One of the hardest parts of creating a Turing machine in Magic is representing the tape. This needs an ordered sequence of objects in the game, and this is a slight problem, because most Magic zones aren't ordered. The battlefield doesn't have any concept of "the next space to the left": there's no inherent order to objects on the battlefield. Some Magic zones are ordered: the stack, the graveyard and the library. However, modern Magic cards don't care about the order of the graveyard; there aren't enough cards that do care to form a proper machine using the graveyard as half of the tape. There are many cards that care about the order of cards in the library, but there's another problem: The tape needs to stretch for potentially millions of spaces in both directions. It's clear that it needs to be represented by tokens of some kind rather than actual cards. And tokens can't exist in the graveyard or library.
It's just about possible to use the stack as one half of the infinite Turing tape. But it's pretty fiddly, and since all players share one stack, you still need something to do for the other half of the tape.

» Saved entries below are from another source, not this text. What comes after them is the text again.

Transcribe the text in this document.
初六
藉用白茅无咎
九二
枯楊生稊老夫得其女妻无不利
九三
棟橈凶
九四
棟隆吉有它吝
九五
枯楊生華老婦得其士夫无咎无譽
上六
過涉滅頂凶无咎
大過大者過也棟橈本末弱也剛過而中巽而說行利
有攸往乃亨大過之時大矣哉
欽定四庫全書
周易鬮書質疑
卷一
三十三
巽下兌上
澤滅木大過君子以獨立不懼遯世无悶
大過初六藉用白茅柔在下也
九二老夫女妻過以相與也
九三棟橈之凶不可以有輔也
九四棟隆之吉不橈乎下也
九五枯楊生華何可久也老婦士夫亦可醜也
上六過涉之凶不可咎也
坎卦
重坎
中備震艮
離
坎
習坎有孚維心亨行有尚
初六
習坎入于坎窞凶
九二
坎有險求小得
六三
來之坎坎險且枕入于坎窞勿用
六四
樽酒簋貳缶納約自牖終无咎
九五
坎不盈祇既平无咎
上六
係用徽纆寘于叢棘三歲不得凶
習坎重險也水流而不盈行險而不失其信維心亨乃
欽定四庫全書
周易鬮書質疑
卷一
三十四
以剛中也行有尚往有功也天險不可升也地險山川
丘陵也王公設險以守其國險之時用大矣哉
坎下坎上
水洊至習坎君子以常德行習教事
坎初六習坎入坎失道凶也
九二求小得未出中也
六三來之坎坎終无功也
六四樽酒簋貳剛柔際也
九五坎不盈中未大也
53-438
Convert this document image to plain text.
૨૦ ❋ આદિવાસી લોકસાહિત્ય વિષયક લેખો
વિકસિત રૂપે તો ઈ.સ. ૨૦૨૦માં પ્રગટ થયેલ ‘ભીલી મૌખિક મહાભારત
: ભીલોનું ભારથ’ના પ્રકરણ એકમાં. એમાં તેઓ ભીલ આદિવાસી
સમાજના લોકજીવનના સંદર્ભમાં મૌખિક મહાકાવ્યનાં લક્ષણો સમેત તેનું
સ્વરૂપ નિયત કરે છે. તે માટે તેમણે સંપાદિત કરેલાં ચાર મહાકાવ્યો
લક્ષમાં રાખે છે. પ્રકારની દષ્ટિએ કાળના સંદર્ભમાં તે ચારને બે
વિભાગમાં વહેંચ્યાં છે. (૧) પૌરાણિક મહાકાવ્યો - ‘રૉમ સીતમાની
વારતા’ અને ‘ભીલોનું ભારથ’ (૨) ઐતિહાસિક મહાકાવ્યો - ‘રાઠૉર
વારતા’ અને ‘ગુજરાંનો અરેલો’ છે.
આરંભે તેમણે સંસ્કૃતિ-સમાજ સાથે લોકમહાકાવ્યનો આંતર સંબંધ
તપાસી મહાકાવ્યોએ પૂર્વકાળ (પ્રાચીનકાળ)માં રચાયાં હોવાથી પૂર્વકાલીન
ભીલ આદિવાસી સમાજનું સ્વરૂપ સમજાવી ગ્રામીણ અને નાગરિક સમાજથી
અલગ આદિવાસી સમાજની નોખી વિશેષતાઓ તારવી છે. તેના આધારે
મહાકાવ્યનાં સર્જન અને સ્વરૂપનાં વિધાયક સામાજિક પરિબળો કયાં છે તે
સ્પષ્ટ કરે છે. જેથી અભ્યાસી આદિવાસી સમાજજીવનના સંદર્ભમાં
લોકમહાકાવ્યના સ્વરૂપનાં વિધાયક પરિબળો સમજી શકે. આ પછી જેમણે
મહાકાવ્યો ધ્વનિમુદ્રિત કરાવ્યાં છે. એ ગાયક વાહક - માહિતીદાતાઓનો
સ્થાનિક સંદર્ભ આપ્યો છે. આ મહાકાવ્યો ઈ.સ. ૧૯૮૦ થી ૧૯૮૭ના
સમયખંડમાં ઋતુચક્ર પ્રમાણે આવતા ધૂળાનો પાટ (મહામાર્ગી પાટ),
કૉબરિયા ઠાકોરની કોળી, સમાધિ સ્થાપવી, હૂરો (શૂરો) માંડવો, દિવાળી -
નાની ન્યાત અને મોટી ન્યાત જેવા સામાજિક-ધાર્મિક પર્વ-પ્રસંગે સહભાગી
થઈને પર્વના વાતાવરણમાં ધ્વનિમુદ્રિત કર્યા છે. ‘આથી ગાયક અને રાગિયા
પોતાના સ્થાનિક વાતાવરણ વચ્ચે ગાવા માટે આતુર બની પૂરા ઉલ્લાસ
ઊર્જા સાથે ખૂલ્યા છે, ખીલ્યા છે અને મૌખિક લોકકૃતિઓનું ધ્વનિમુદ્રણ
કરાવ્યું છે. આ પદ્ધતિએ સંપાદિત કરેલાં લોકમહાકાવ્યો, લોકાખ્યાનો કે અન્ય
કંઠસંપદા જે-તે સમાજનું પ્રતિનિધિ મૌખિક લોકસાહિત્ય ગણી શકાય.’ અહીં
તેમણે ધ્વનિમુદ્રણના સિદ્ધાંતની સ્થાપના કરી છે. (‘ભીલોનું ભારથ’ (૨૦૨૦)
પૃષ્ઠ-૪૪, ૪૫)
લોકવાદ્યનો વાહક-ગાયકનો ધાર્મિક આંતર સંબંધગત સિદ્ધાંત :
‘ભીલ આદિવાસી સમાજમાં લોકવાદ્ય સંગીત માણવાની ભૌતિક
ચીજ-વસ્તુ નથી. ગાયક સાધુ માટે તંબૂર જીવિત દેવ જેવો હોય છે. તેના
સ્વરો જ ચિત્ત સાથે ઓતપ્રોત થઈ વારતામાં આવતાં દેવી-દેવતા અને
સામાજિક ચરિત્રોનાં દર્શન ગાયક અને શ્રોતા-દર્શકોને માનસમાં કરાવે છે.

The answer is that you can impose a kind of order on objects on the battlefield. The game can distinguish one object from another in several ways, but only a couple of these ways can scale to millions of spaces. The game does have a concept of timestamp order, where the most recently created effect gets to trump other older ones in certain circumstances. It might be possible to assemble a Turing machine using this concept.
However, an easier approach is to use a large number of creature tokens of different sizes. If there's just one Zombie creature that's 1/1, one that's 2/2, one that's 3/3 and so on, then the operation "give all Zombies -1/-1" will kill one creature token, and the game can notice the properties of the token that died. The former 2/2 will now be a 1/1, the 3/3 will be a 2/2, and so on. We have effectively taken one step towards the largest creature. We can step in the other direction by putting a +1/+1 counter on all Zombie creatures. (I'm grateful to Edwin Thomson for the idea to use Kazuul Warlord in this way.)
I really wanted the machine to have all the execution fall out as triggered abilities. I don't want any "rules" telling the players how to behave like "If you can activate Isochron Scepter, you immediately do". But the implementation of the heart of the machine uses the Magic concept of "being phased out" to represent the two states of the Turing machine, and we need to repeatedly switch states. The only printed Magic card that does this is Time and Tide. Unfortunately, this is an instant.
However, there are just a handful of Magic cards that let you cast an instant in a triggered way. When I was first creating the Turing machine in 2010, the three potential ways I found were Toshiro Umezawa, Spellshift, and Spellbinder. Turing Machine version 2 used Spellbinder, and version 3 used Toshiro Umezawa. However, New Phyrexia brought Chancellor of the Spires, which makes this process significantly easier.
But Chancellor of the Spires still isn't especially easy to repeatedly trigger. It required a Skirk Drill Sergeant to drop it onto the battlefield, which in turn requires mana payment, and the only suitable triggered way to add mana was Carnival of Souls, with the help of False Dawn. (Mycosynth Lattice would have allowed us to use Mana Echoes, except that Mycosynth Lattice also makes all creatures colourless which stops Teysa from working!)
Version 4 tightens up the number of choices the players need to make even further. Version 3 of the machine used to have Riftsweeper and Carnival of Souls controlled by the same player, which meant that player had to make an arbitrary choice which order to stack the triggered abilities each phase change. The choice didn't matter, but it was still a choice the game asked a player to make. I circumvent this in version 4 by using Gather Specimens so that the triggers from Chancellor of the Spires and Carnival of Souls are controlled by different players, so the rules of the game force an order upon them with no player input required.
There's no such thing as infinity in Magic. You can never have an infinite amount of any resource, just an arbitrarily large amount of it.
For our purposes, this means that however large a Turing tape we prepare before execution, the machine may need more of it. So we need to make the engine be capable of detecting when it tries to move to a space that doesn't yet exist, and initialise it at that point to the tape's default colour.
If the machine's execution is all playing out as a sequence of triggered abilities within a single phase of the game (as in this Chancellor of the Spires version), then you can just have an item at the bottom of the stack that kicks the machine back into execution and puts another copy of itself on the stack. Rotlung Reanimator is perfect for this: we hack it so that whenever a blue Illusion dies, it makes another blue Illusion, and then we have an infinitely self-sustaining foundation to re-trigger the main machine.